Most companies leave pricing to the finance team. No way. Marketing does not exist if the pricing is not under the control of the Marketing Manager.
Well, here’s our take on pricing:
1. In our view, you never drop price on a product unless you accept that your value proposition for consumers has dissolved. (Note: this is not always a bad thing in itself. Most outdated technology based products cut price because new technology offers a better value proposition.)
2. Reducing prices to gain volumes and market share is a no-no. Reducing prices to protect against emerging competition is a bigger no-no.
3. On the other hand, price increases is an equally contentious subjects to us. Most companies in the past few months have raised prices on account of “raw material price increases.” Crap!
Crap, because raw material prices are now decreasing, but no one is reducing prices. So it appears that raw material based price increases are only crutches for a marketing team lame on good ideas and a company lame on good products.
Increase prices if you believe you have increased value. If you are following raw material prices in your pricing strategy, make sure you REALLY follow it. In both directions.
4. Essentially, you launch a product at a price point. You maintain it. If you’re creating strong demand, you will have the opportunity to raise prices. However, if entry barriers are low, high margins will attract other competitors. Then either you look for more differentiation to justify high prices (this is good and the basis of all marketing) or you drop prices (which takes us to point 2).
Coming back to Gillette. By not reducing prices of its Fusion shaving system blades, what is Gillette signalling to Venkat?
1. You Venkat, who bought the product for over a year at price X, need not feel that you were overcharged.
2. Because the economy is bad, does not mean our product is any worse.
3. Because the economy is bad, does not mean you, our customer shouldn’t have the best shave money can buy. You might as well stop buying toothpaste and chew on the bark of a “neem” tree.

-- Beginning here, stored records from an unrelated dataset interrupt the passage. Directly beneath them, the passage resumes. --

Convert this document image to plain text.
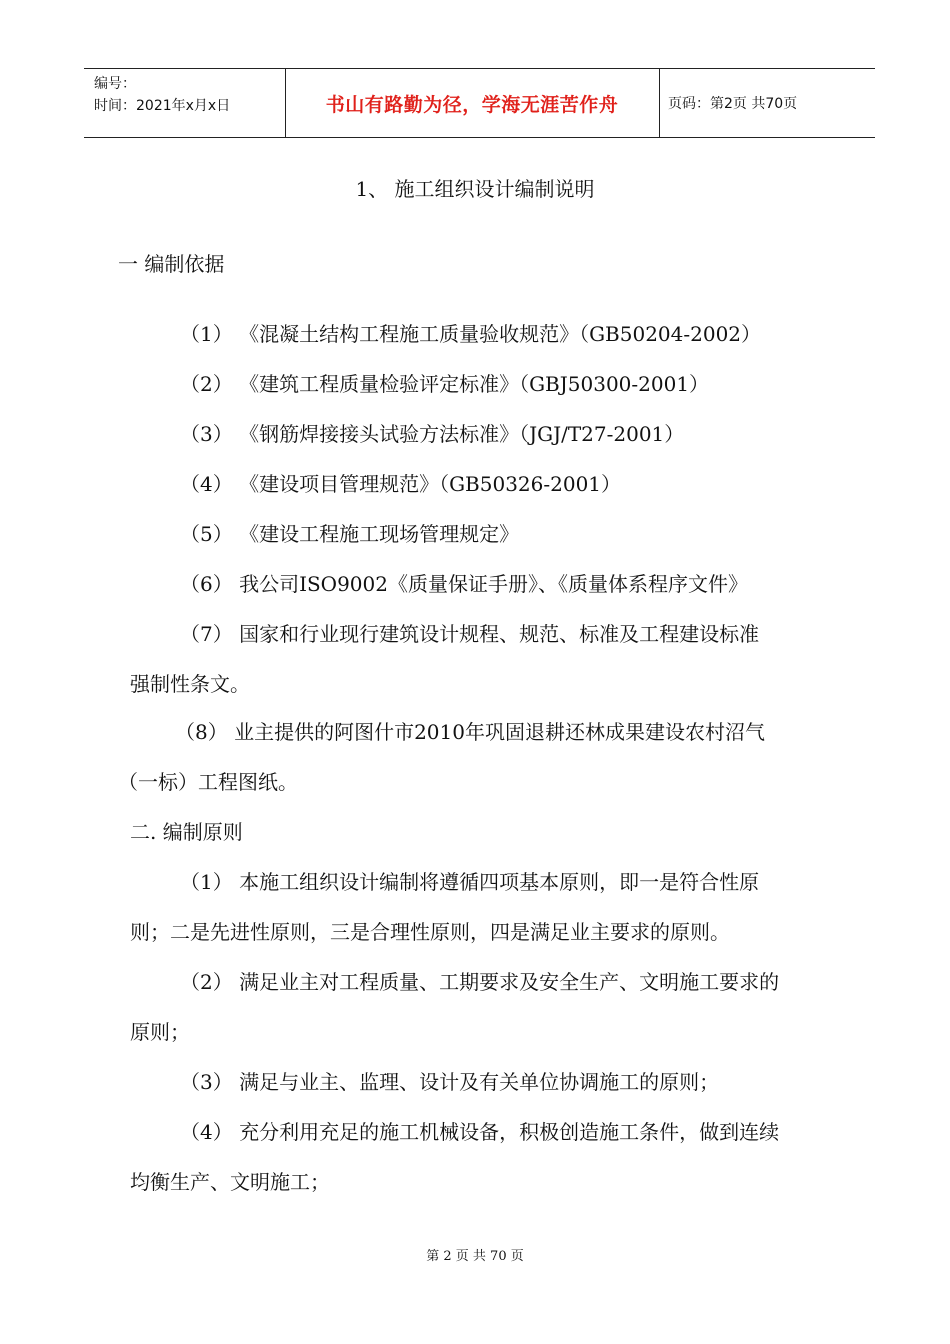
编号：
时间：2021年x月x日	书山有路勤为径，学海无涯苦作舟	页码：第2页 共70页
1、 施工组织设计编制说明
一 编制依据
（1） 《混凝土结构工程施工质量验收规范》（GB50204-2002）
（2） 《建筑工程质量检验评定标准》（GBJ50300-2001）
（3） 《钢筋焊接接头试验方法标准》（JGJ/T27-2001）
（4） 《建设项目管理规范》（GB50326-2001）
（5） 《建设工程施工现场管理规定》
（6） 我公司ISO9002《质量保证手册》、《质量体系程序文件》
（7） 国家和行业现行建筑设计规程、规范、标准及工程建设标准
强制性条文。
（8） 业主提供的阿图什市2010年巩固退耕还林成果建设农村沼气
（一标）工程图纸。
二. 编制原则
（1） 本施工组织设计编制将遵循四项基本原则，即一是符合性原
则；二是先进性原则，三是合理性原则，四是满足业主要求的原则。
（2） 满足业主对工程质量、工期要求及安全生产、文明施工要求的
原则；
（3） 满足与业主、监理、设计及有关单位协调施工的原则；
（4） 充分利用充足的施工机械设备，积极创造施工条件，做到连续
均衡生产、文明施工；
第 2 页 共 70 页
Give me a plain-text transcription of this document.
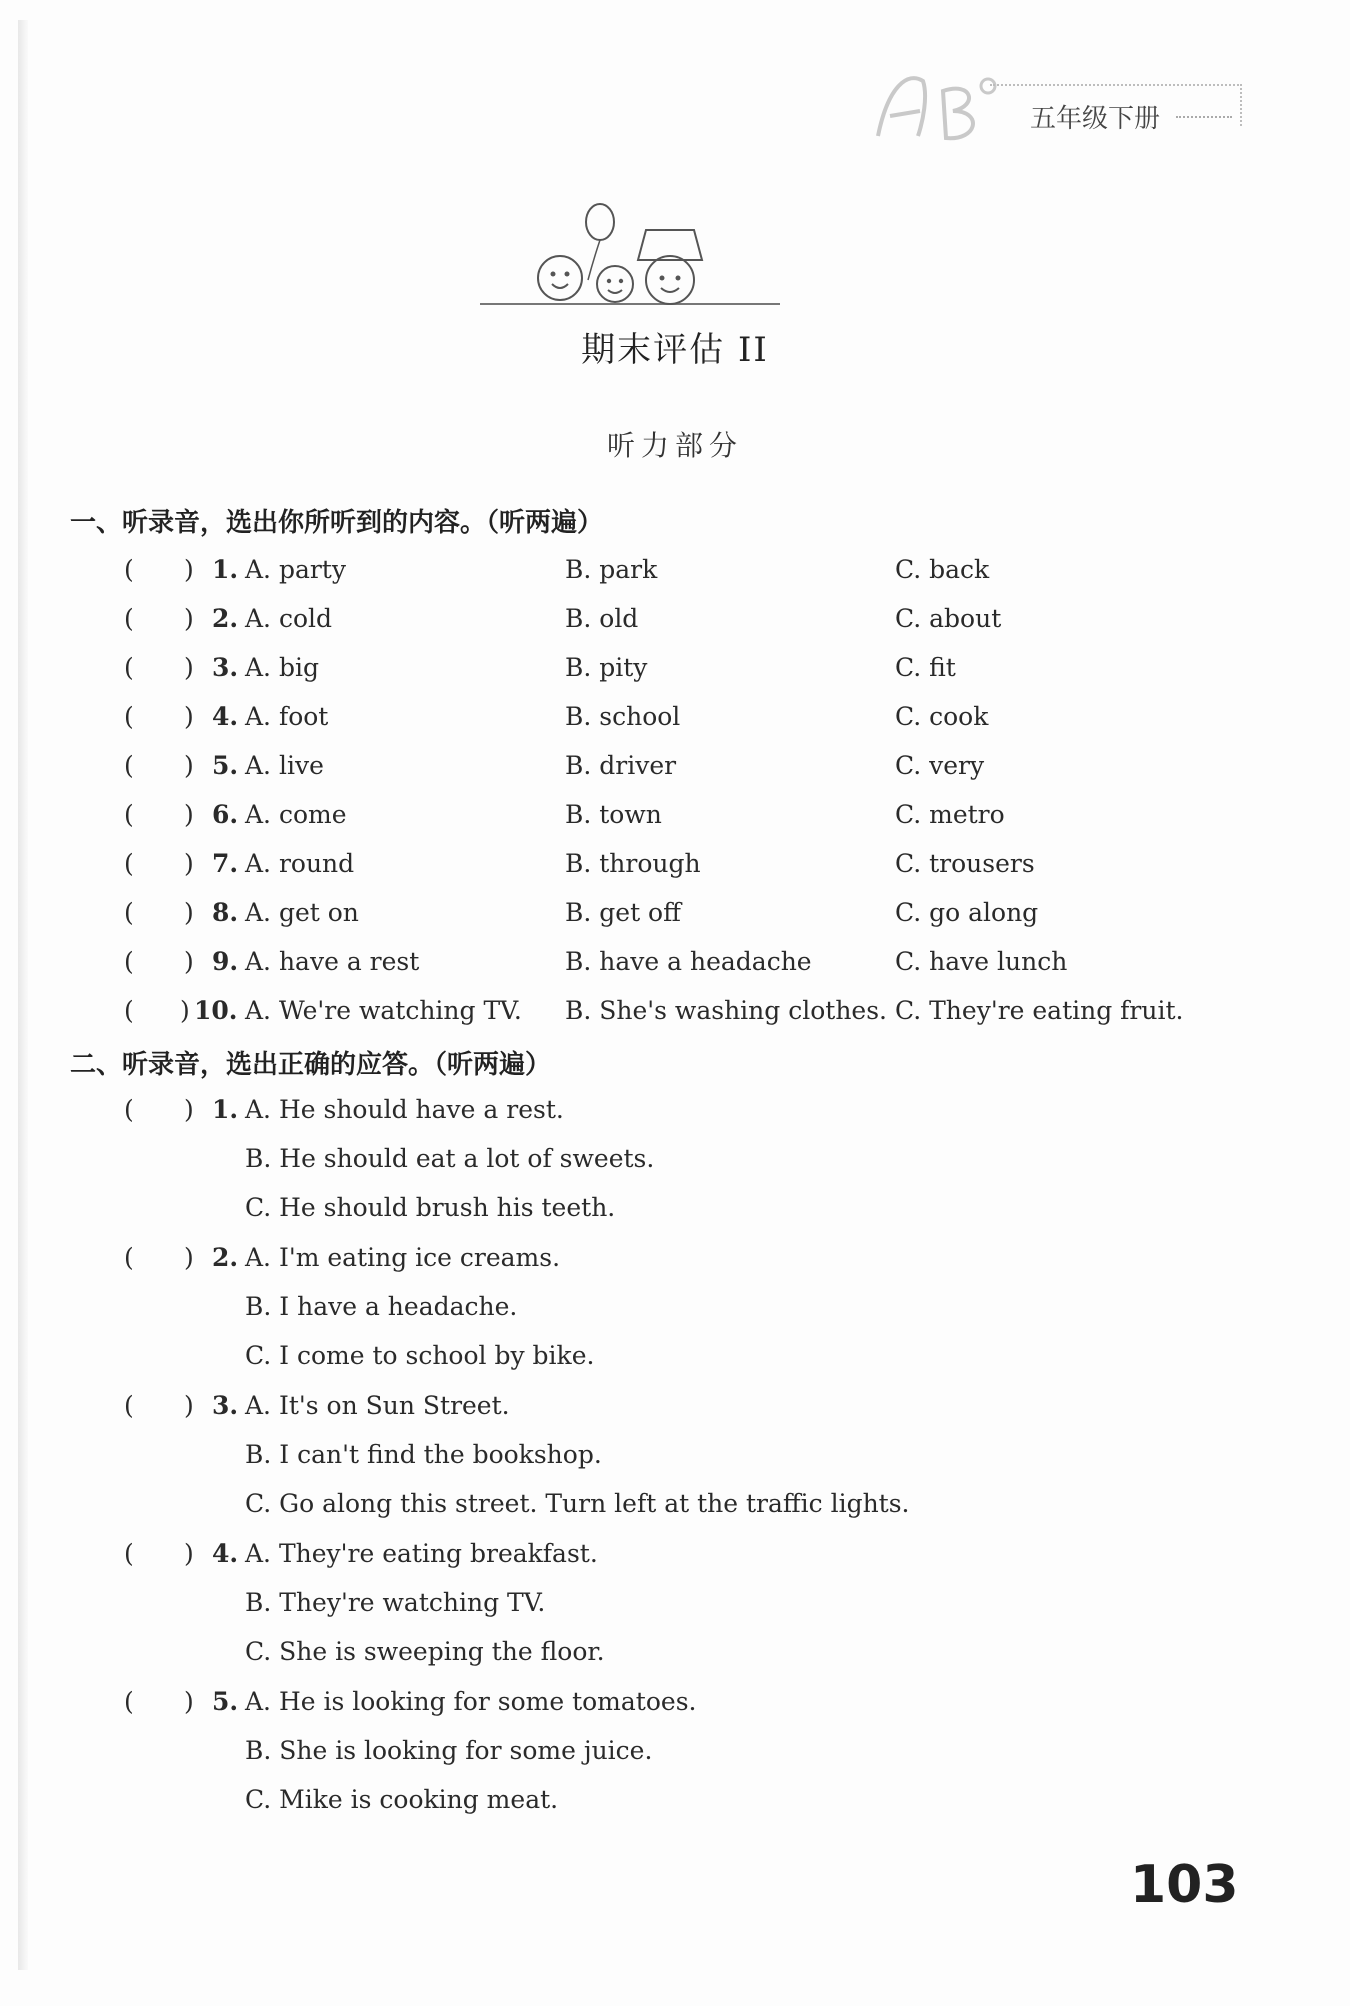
五年级下册
期末评估 II
听力部分
一、听录音，选出你所听到的内容。（听两遍）
( ) 1. A. party	B. park	C. back
( ) 2. A. cold	B. old	C. about
( ) 3. A. big	B. pity	C. fit
( ) 4. A. foot	B. school	C. cook
( ) 5. A. live	B. driver	C. very
( ) 6. A. come	B. town	C. metro
( ) 7. A. round	B. through	C. trousers
( ) 8. A. get on	B. get off	C. go along
( ) 9. A. have a rest	B. have a headache	C. have lunch
( ) 10. A. We're watching TV. B. She's washing clothes. C. They're eating fruit.
二、听录音，选出正确的应答。（听两遍）
( ) 1. A. He should have a rest.
B. He should eat a lot of sweets.
C. He should brush his teeth.
( ) 2. A. I'm eating ice creams.
B. I have a headache.
C. I come to school by bike.
( ) 3. A. It's on Sun Street.
B. I can't find the bookshop.
C. Go along this street. Turn left at the traffic lights.
( ) 4. A. They're eating breakfast.
B. They're watching TV.
C. She is sweeping the floor.
( ) 5. A. He is looking for some tomatoes.
B. She is looking for some juice.
C. Mike is cooking meat.
103
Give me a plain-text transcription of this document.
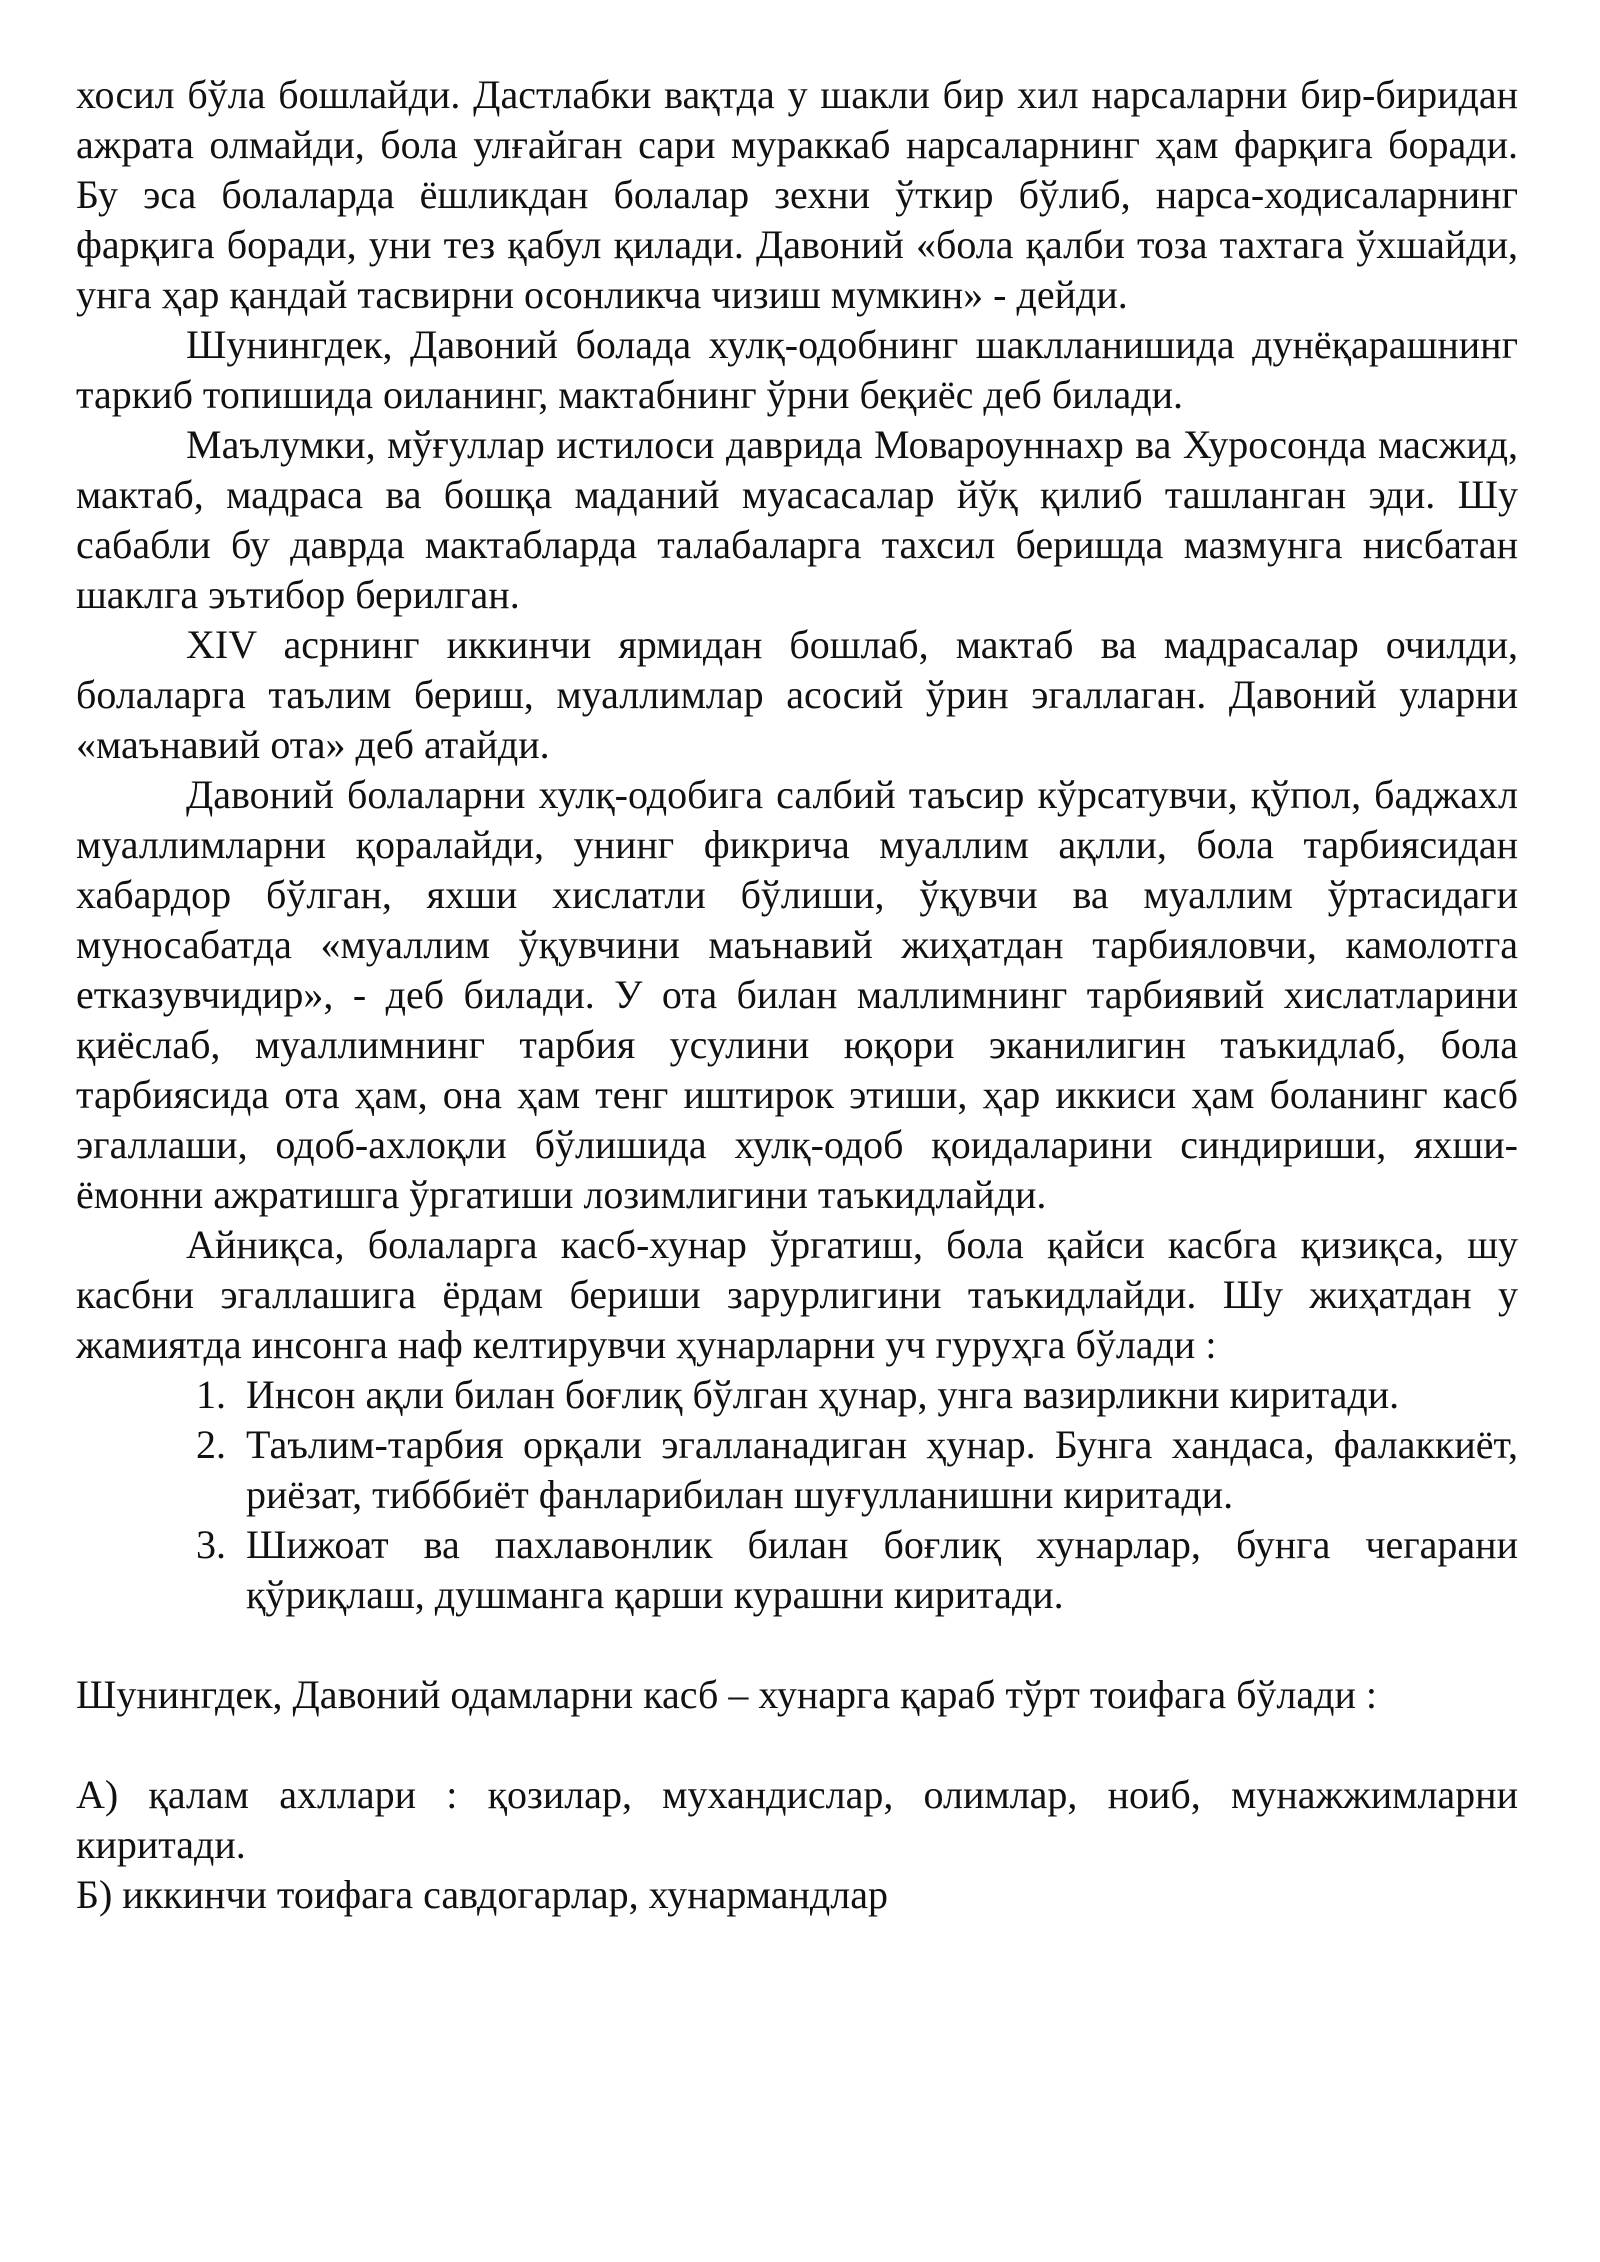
хосил бўла бошлайди. Дастлабки вақтда у шакли бир хил нарсаларни бир-биридан ажрата олмайди, бола улғайган сари мураккаб нарсаларнинг ҳам фарқига боради. Бу эса болаларда ёшликдан болалар зехни ўткир бўлиб, нарса-ходисаларнинг фарқига боради, уни тез қабул қилади. Давоний «бола қалби тоза тахтага ўхшайди, унга ҳар қандай тасвирни осонликча чизиш мумкин» - дейди.

Шунингдек, Давоний болада хулқ-одобнинг шаклланишида дунёқарашнинг таркиб топишида оиланинг, мактабнинг ўрни беқиёс деб билади.

Маълумки, мўғуллар истилоси даврида Мовароуннахр ва Хуросонда масжид, мактаб, мадраса ва бошқа маданий муасасалар йўқ қилиб ташланган эди. Шу сабабли бу даврда мактабларда талабаларга тахсил беришда мазмунга нисбатан шаклга эътибор берилган.

XIV асрнинг иккинчи ярмидан бошлаб, мактаб ва мадрасалар очилди, болаларга таълим бериш, муаллимлар асосий ўрин эгаллаган. Давоний уларни «маънавий ота» деб атайди.

Давоний болаларни хулқ-одобига салбий таъсир кўрсатувчи, қўпол, баджахл муаллимларни қоралайди, унинг фикрича муаллим ақлли, бола тарбиясидан хабардор бўлган, яхши хислатли бўлиши, ўқувчи ва муаллим ўртасидаги муносабатда «муаллим ўқувчини маънавий жиҳатдан тарбияловчи, камолотга етказувчидир», - деб билади. У ота билан маллимнинг тарбиявий хислатларини қиёслаб, муаллимнинг тарбия усулини юқори эканилигин таъкидлаб, бола тарбиясида ота ҳам, она ҳам тенг иштирок этиши, ҳар иккиси ҳам боланинг касб эгаллаши, одоб-ахлоқли бўлишида хулқ-одоб қоидаларини синдириши, яхши-ёмонни ажратишга ўргатиши лозимлигини таъкидлайди.

Айниқса, болаларга касб-хунар ўргатиш, бола қайси касбга қизиқса, шу касбни эгаллашига ёрдам бериши зарурлигини таъкидлайди. Шу жиҳатдан у жамиятда инсонга наф келтирувчи ҳунарларни уч гуруҳга бўлади :

1. Инсон ақли билан боғлиқ бўлган ҳунар, унга вазирликни киритади.
2. Таълим-тарбия орқали эгалланадиган ҳунар. Бунга хандаса, фалаккиёт, риёзат, тибббиёт фанларибилан шуғулланишни киритади.
3. Шижоат ва пахлавонлик билан боғлиқ хунарлар, бунга чегарани қўриқлаш, душманга қарши курашни киритади.

Шунингдек, Давоний одамларни касб – хунарга қараб тўрт тоифага бўлади :

А) қалам ахллари : қозилар, мухандислар, олимлар, ноиб, мунажжимларни киритади.

Б) иккинчи тоифага савдогарлар, хунармандлар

4. You may choose not to buy the fusion. And we have a number of other products you could choose from. But when you’re feeling better, and think you’re ready to go back to the best, we’ll be waiting.
As a side note: another interesting “premium” brand Louis Vuitton has never had a price promotion (or any sales promotion) in its history. Never.
A price premium position takes years of R&D, marketing, sales efforts to develop.
Once you discount a brand, the expectation of future discounts will always remain. You will never again be completely trusted. There is no way to calculate the current value of these future discounts when taking a price reduction decision.
So Gillette, we salute you. Venkat may not buy a fusion blade for a while, but he will again, one day.
However, Gillette we pick fault with your advertising approach at this time. Your communication now is “In the world of high-performance, what machine can you run for as little as a dollar a week?” Why try to play down your price?
Premium products should never walk that path. Premium products charge a premium for an outstanding product experience. Period.
We would have focused the Gillette ad on the best shave a man can get.
“Sure the world’s looking pretty bleak now… even more reason you pamper yourself in the small ways that you can.”